At the time of writing, the benchmark for global crude oil price, Brent, was trading at $61.83 per barrel after bouncing off the one-month low hit earlier in the session. At the same time, WTI futures remained close to the one-month low hit late last week at $57.89.


Oil market readies for 2026
 

Bears in the crude oil market remain in control as investors digest the looming supply glut. Despite the expected demand growth, experts expect a significant surplus in 2026. 

For instance, the Bank of America expects Brent and WTI crude oil prices to average at $60 and $57 per barrel in 2026 respectively. The pricing is based on its forecast that oil demand may rise by 1 million barrels per day (bpd) in the coming year. At the same time, OPEC+ will be striving to increase its market share while the non-OPEC+ supply surges by 0.8 million bpd. The result is a supply/demand imbalance defined by a surplus of about 2 million bpd.    

Notably, the expected surplus matches Goldman Sachs forecast released about a week ago. However, the International Energy Agency (IEA) expects an even larger surplus of 4.09 million bpd. 

In addition to the looming supply glut, investors are also eyeing the possibility of a peace deal to end the Russia-Ukraine war. Following the US-proposed plan in Geneva, the US and Ukraine negotiators have hinted at “big progress” in ending the war. An agreement to end the conflict would remove the priced-in geopolitical risk premium.

However, investors remain somewhat sceptical over the deal. In past attempts, Russia and Ukraine have failed to agree on the details of a peace deal. Besides, the latest restrictions on Russian oil companies, Lukoil and Rosneft may not be as effective as intended. Following the deadline, India’s refiners are taking advantage of Russia’s Urals crude availed at its cheapest price in two years through non-sanctioned dealers.  

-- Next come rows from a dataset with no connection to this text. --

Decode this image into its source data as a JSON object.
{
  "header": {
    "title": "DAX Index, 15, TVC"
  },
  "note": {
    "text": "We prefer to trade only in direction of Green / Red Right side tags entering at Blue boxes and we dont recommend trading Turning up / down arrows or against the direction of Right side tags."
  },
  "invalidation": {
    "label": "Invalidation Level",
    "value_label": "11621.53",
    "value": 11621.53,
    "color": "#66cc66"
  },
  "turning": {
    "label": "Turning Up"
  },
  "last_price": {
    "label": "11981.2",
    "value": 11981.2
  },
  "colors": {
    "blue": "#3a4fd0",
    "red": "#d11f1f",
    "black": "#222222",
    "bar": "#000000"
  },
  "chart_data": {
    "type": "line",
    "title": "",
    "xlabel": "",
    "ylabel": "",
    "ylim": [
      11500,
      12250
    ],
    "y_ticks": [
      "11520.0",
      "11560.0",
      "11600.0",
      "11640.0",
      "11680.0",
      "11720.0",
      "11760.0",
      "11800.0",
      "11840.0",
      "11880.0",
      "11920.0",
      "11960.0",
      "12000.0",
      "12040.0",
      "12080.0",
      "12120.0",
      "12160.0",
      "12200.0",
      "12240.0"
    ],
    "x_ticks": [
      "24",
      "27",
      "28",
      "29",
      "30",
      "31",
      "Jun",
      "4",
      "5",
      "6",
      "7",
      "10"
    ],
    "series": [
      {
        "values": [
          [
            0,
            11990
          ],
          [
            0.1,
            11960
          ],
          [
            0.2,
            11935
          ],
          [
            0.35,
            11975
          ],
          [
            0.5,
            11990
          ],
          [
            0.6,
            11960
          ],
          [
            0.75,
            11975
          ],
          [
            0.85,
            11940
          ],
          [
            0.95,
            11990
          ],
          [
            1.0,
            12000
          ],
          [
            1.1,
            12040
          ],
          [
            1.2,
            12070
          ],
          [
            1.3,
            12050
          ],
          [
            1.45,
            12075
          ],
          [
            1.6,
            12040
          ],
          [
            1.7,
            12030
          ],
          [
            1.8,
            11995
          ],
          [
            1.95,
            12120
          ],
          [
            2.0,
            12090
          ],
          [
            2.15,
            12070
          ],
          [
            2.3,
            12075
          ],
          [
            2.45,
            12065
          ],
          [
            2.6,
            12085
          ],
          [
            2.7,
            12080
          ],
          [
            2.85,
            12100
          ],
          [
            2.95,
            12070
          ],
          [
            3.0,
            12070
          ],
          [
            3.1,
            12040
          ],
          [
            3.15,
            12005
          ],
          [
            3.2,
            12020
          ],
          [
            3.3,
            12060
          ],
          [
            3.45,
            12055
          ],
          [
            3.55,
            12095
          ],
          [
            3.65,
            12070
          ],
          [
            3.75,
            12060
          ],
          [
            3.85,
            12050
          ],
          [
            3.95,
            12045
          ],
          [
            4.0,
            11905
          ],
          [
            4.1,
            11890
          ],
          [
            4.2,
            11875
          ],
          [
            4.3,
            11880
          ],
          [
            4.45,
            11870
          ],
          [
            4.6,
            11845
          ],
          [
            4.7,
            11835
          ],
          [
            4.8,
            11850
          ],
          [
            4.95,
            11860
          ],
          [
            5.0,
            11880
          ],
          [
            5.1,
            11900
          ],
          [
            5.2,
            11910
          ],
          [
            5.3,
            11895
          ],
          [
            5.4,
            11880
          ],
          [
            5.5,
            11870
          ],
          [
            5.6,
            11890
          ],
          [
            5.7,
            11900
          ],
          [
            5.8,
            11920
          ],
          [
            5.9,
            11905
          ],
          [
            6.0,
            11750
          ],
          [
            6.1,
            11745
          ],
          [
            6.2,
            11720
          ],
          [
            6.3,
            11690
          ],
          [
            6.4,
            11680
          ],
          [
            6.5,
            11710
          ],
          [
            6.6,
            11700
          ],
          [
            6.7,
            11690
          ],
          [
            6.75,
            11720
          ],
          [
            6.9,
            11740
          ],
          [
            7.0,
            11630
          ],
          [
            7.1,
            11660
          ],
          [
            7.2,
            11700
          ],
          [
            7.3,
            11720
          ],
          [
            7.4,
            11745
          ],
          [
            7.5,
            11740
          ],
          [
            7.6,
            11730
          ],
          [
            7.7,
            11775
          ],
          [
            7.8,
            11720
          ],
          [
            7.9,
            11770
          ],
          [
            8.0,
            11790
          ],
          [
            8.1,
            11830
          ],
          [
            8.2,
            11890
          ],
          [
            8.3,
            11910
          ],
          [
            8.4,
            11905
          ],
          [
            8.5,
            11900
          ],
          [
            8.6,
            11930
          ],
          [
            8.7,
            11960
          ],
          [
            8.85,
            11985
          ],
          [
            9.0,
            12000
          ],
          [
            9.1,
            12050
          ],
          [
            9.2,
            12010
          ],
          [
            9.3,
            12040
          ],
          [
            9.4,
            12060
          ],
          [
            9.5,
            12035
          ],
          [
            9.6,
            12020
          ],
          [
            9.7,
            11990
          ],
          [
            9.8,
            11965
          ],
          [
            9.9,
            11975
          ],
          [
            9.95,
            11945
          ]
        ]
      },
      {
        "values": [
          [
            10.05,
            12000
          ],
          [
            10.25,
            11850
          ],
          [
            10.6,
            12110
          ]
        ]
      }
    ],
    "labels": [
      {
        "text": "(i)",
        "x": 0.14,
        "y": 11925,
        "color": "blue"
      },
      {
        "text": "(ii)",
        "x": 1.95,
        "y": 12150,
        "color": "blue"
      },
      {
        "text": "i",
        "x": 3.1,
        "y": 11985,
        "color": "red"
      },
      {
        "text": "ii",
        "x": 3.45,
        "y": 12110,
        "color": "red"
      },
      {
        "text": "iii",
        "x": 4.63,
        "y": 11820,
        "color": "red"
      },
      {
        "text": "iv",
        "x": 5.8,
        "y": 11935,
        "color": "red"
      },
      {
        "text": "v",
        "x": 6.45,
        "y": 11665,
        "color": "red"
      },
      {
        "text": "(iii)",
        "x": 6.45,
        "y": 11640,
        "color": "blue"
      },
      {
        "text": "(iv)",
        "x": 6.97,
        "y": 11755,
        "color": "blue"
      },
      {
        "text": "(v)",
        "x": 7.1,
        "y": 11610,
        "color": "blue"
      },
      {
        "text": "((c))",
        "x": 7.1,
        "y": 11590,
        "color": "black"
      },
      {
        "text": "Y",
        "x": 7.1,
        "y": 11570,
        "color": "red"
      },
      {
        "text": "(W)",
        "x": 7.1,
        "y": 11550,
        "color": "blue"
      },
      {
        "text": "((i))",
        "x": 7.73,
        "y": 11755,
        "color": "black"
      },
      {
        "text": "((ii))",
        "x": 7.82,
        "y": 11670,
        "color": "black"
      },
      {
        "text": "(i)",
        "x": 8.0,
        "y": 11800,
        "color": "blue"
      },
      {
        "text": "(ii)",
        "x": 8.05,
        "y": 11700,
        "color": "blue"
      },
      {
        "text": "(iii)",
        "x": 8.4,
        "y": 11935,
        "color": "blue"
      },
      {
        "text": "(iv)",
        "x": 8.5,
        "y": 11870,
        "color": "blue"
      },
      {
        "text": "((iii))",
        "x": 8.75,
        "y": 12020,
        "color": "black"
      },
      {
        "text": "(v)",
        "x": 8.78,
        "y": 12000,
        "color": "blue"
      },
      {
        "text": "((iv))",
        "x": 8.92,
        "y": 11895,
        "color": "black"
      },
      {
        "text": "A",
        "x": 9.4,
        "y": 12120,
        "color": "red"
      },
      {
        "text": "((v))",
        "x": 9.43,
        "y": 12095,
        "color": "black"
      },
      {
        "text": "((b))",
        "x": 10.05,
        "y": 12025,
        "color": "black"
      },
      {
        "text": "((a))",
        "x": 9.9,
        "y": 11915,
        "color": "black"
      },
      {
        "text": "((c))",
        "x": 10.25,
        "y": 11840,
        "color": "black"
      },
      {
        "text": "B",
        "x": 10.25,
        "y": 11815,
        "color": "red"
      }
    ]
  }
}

US crude oil price technical analysis
 

crude oil price

WTI crude oil chart | Source: TradingView
 

WTI oil price began the new week on its back foot; trading close to the one-month low hit late last week at $57.36. At the time of writing, the US oil benchmark was at $57.89. 

A look at its daily chart shows the asset trading below the 25-day EMA; an indication that it will likely remain under selling pressure in the ensuing sessions. More specifically, the tight range between $57.36 and $58.54 will be worth watching. 

Beyond that range, the bears will have a chance to pull crude oil price lower to a fresh one-month low at $56.37. On the flip side, the possible rebound will likely face resistance along the 25-day EMA at $59.65.